Assuming that the U.S. Senate passes it as expected this week, the bill could restart momentum on a badly stalled Free Trade Area of the Americas, which is to include every country in North and South America except Cuba. The target inauguration date of 2005 has been set for the zone, which would extend the U.S.-Canada-Mexico free trade area from Alaska to Tierra del Fuego.

But the United States' Latin neighbors feel slighted by a year's worth of U.S. protective trade measures and U.S. inaction on Argentina's economic mess. U.S. economic policies are coming under increasing fire from leaders such as Venezuelan President Hugo Chavez and Luiz Inacio Lula da Silva, the leading presidential candidate in Brazil.

So the practical problem is whether Bush can overcome the bad faith that was generated among South American trading partners by annual $20-billion subsidies to U.S. farmers and the 30% protective tariffs slapped on foreign steel. Will U.S. Trade Representative Robert B. Zoellick have any real power to reduce the barriers that make U.S. markets off limits to many Latin producers of orange juice, sugar and textiles?

"The issue at this point is not U.S. tariffs, which are already low. It's nontariff barriers like U.S. anti-dumping claims and quotas that Latin countries claim are unfair but which Congress holds dear," said Barry Bosworth, an economist and senior fellow at the Brookings Institution in Washington. "I'm not sure what Zoellick can do about them."

There was mixed reaction to the House vote among South American leaders who met in Guayaquil, Ecuador, over the weekend. Foreign Minister Celso Lafer of Brazil said, "Negotiations will be very difficult," referring to the Free Trade Area of the Americas. Brazil has said it would not sign such a pact unless tariff and nontariff protections were modified.
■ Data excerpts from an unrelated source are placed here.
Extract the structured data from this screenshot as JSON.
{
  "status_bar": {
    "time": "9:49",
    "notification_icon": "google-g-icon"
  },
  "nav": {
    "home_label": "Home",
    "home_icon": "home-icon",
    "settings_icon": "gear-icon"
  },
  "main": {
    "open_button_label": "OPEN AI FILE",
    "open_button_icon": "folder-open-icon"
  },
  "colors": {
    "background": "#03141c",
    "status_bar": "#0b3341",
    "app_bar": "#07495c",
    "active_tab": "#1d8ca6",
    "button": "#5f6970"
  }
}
The closeness of the House vote, 215-212, and the Bush administration's likely attentiveness to key districts dominated by protected industries mean that any trade negotiations will be conducted in close consultations with Congress, said Gary Hufbauer of the Institute for International Economics.

The value of trade as an engine of economic growth is not at issue. There is common agreement among economists throughout the hemisphere that increased exports help developing countries to progress faster, generating more jobs, infrastructure and better health and social programs.

"Latin American trade is not a narrow issue. It's an issue that impacts the future of the hemisphere," said John Sanbrailo, head of a development foundation tied to the Organization of the American States. "Trade is linked to economic growth, which leads to social progress, which in turn helps consolidate democratic institutions."

Hufbauer said healthy trade adds 1% to 2% to a country's economic output. Mexico's relatively stable economy in recent years is due to the added exports generated by the North American Free Trade Agreement with the U.S. and Canada.

The bill also includes the renewal of the Andean Trade Preference Act, which lapsed in December and is seen as an affirmation of a "macro" U.S. approach to drug interdiction in Latin America, said Sanbrailo, executive director of the Pan American Development Foundation. The incentives led to the development during the 1990s of nontraditional crops and farm products, including Colombian asparagus, Ecuadorean tuna and cut flowers, and Peruvian seafood. Under the act, these commodities and others could be exported to the U.S. with low or no duties.